Generalization is the process of building a taxonomy of knowledge. We categorize new knowledge in relation to things we know (remember, we began with the seed and built on that). These categories form hierarchies that fit into the overall taxonomy of our knowledge. Sometimes we make errors in generalizing and have to recategorize things. Some new knowledge is exceptional, requiring us to go through the complex process of either creating a brand new category or remembering how the new thing differs from the other knowledge with which we group it. This generalization process has been the subject of study for years.
Many, many centuries ago, Aristotle put it this way: “In the first place, it is much more true of the possession of knowledge that it depends upon a particular relation.” The acquisition of knowledge, according to Aristotle, depends on “the presence of something else,” such as a part-whole or membership relation” (Physics, Book 7 ch. 3). He begins his treatise on physics by pointing out that we “do not think that we know a thing until we are acquainted with its primary conditions or first principles, and have carried our analysis as far as its simplest elements” (Physics, Book 1 ch. 1). The primary conditions Aristotle refers to could also be described as context and analysis. The simplest elements are the component parts of the thing, whether that thing be a physical object or an abstract concept such as language or grammar.
The result of generalization is a taxonomy of all knowledge broken up into hierarchical groups.

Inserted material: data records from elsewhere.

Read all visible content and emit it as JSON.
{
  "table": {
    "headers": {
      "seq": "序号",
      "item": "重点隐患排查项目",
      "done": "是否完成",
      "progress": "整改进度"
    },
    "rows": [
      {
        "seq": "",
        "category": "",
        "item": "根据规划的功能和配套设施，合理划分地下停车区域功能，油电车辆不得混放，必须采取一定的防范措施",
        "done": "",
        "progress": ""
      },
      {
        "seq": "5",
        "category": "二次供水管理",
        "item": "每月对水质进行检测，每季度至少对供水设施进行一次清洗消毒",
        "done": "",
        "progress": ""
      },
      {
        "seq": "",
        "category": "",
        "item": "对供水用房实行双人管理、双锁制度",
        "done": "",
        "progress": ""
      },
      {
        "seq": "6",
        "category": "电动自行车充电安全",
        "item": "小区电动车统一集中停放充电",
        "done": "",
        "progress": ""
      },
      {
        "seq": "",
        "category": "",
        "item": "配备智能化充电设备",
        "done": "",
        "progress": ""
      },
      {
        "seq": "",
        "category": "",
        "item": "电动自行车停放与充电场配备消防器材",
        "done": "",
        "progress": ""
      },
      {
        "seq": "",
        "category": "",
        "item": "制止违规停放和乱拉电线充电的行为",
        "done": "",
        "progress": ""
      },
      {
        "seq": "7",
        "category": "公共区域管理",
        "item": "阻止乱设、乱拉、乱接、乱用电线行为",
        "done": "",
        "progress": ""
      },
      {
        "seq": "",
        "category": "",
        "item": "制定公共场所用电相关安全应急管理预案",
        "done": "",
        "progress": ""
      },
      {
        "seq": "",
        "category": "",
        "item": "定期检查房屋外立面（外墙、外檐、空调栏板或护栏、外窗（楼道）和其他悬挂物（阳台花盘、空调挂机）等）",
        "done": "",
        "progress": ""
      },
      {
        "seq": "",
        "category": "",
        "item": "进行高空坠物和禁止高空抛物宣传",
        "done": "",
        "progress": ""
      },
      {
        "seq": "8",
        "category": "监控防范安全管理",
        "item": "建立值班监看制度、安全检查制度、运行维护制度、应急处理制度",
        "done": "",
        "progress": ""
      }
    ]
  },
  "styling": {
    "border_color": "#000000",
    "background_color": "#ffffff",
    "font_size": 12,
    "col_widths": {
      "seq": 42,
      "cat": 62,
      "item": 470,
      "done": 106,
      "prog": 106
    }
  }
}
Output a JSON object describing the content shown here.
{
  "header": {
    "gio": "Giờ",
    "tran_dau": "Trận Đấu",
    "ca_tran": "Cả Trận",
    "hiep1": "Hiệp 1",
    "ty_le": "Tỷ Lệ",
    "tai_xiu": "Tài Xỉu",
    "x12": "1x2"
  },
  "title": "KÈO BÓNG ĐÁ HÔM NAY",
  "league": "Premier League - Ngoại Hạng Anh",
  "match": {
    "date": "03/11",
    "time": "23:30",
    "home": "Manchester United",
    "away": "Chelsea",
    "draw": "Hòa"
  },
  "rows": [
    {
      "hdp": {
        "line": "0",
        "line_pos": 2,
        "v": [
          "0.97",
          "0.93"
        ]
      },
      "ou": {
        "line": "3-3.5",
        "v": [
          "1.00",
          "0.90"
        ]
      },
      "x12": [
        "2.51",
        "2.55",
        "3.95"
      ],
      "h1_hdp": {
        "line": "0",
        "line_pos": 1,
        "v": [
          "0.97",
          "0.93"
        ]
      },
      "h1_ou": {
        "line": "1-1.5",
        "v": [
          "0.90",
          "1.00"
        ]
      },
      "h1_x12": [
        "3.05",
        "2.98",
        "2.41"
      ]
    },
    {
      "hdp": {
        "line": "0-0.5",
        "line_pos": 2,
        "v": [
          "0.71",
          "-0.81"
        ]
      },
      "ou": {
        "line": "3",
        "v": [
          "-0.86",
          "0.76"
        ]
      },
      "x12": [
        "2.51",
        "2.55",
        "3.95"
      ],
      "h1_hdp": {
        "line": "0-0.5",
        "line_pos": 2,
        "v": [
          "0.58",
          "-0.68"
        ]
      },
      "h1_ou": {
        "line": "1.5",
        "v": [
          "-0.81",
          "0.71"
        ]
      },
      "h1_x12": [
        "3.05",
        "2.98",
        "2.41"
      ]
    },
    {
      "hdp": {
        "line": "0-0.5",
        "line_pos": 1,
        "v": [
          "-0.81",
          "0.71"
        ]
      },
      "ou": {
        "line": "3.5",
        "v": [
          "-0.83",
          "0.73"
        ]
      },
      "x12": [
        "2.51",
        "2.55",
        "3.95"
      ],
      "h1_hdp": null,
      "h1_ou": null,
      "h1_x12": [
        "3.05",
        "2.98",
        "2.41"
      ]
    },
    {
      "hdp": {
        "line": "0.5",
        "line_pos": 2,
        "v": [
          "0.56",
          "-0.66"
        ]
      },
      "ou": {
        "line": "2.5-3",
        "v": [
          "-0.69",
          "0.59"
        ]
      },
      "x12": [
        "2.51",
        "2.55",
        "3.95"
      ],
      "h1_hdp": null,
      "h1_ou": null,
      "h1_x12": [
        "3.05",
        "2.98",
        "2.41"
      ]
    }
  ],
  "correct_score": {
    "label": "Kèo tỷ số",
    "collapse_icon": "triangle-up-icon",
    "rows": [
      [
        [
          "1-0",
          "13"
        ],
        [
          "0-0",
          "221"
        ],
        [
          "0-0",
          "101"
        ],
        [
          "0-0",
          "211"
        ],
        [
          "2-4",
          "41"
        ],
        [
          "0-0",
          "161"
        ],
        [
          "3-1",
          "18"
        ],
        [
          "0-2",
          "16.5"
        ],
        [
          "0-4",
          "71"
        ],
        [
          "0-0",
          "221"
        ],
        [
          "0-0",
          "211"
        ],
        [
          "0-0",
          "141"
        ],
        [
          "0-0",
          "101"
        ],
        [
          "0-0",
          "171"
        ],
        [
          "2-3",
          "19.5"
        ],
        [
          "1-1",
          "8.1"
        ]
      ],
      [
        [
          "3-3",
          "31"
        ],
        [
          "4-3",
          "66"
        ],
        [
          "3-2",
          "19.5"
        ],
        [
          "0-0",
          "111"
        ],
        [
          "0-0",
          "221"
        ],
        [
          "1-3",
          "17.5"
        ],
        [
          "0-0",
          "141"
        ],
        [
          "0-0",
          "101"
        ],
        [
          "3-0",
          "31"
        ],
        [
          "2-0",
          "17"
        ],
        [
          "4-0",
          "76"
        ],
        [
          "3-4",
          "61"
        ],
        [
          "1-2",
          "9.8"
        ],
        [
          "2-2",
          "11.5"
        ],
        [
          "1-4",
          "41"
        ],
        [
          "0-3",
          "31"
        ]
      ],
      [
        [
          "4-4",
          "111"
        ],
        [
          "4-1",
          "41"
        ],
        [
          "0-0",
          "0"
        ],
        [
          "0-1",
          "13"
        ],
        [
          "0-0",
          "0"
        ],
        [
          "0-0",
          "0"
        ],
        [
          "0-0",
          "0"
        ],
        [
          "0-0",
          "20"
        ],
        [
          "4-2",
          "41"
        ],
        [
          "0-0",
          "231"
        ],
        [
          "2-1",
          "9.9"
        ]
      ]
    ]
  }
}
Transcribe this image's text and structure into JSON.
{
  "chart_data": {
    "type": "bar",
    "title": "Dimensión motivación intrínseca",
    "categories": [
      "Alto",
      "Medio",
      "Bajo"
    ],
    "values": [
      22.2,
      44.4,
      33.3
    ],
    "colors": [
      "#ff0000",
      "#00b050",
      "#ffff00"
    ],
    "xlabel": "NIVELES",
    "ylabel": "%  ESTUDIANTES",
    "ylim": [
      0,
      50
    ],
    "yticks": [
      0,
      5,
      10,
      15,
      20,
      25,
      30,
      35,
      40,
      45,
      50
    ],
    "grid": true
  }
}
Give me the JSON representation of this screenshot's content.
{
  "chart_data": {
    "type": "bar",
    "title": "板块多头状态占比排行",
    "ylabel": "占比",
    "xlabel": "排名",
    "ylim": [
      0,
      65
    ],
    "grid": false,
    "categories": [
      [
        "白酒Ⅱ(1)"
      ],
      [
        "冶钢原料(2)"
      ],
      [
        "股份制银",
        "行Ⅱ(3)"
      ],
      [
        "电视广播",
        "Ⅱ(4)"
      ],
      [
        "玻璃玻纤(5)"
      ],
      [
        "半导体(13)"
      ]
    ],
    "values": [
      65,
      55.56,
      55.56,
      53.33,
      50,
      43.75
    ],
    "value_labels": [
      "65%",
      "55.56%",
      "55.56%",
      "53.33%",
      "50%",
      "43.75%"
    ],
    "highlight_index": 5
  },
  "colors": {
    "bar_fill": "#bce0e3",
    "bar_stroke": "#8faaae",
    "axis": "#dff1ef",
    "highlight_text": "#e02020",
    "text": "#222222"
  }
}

For example, in the physical universe we may group things as follows:
Taxonomy of Physical Feedback
In this taxonomical model of mindfulness, the brain is the center. The physical mechanisms of the body feed kinesthetic impulses back to the brain to keep it apprised of the status of all systems.
Through kinesthesia, we can be consciously aware (though perhaps not in control) of our physiological responses to emotions. Accelerated heart rate, muscle tension, and goosebumps are part of cognition. Whether or not we are aware of our physiological responses, they contribute to our ability to recognize and respond to events in the world around us.
The computer that understands our language must be able to generalize, and use hierarchical knowledge to understand our intent in the context of our understanding of everything around us.